FDA Approves Avastin in Combination With Chemotherapy for First-Line Treatment of Most Common Type of Lung Cancer
"Bevacizumab, in combination with chemotherapy, is the first therapy in 10 years to improve on standard first-line treatment for advanced lung cancer and the first FDA-approved therapy ever to extend survival for these patients beyond one year in a large, randomized clinical study," said Alan Sandler, M.D., director of Medical Thoracic Oncology at Vanderbilt-Ingram Cancer Center in Nashville, Tenn., and lead investigator on the E4599 trial. "With this survival benefit, bevacizumab represents an important therapy for many advanced lung cancer patients fighting this difficult disease."

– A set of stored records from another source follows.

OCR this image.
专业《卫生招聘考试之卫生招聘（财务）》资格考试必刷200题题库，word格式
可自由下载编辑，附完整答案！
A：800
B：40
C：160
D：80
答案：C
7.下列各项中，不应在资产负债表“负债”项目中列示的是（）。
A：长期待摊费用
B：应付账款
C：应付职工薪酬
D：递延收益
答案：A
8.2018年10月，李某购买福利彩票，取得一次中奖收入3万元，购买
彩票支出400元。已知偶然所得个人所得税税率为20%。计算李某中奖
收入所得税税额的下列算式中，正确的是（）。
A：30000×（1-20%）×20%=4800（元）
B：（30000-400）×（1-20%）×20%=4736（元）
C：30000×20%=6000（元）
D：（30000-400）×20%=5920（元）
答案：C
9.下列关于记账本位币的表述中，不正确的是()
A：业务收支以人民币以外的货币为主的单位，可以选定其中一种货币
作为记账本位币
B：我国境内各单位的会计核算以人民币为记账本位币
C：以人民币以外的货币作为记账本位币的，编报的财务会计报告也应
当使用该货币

The FDA approval for this new indication was based on results from E4599, a randomized, controlled, multi-center trial that enrolled 878 patients with unresectable, locally advanced, recurrent or metastatic non-squamous NSCLC. Patients with mixed histology were excluded if the predominant cell type was squamous. Results showed that patients receiving Avastin plus paclitaxel and carboplatin chemotherapy had a 25 percent improvement in overall survival, the trial's primary endpoint, compared to patients who received paclitaxel and carboplatin alone (based on a hazard ratio of 0.80). One-year survival was 51 percent in the Avastin plus chemotherapy arm versus 44 percent in the chemotherapy-alone arm. Median survival of patients treated with Avastin plus chemotherapy was 12.3 months, compared to 10.3 months for patients treated with chemotherapy alone.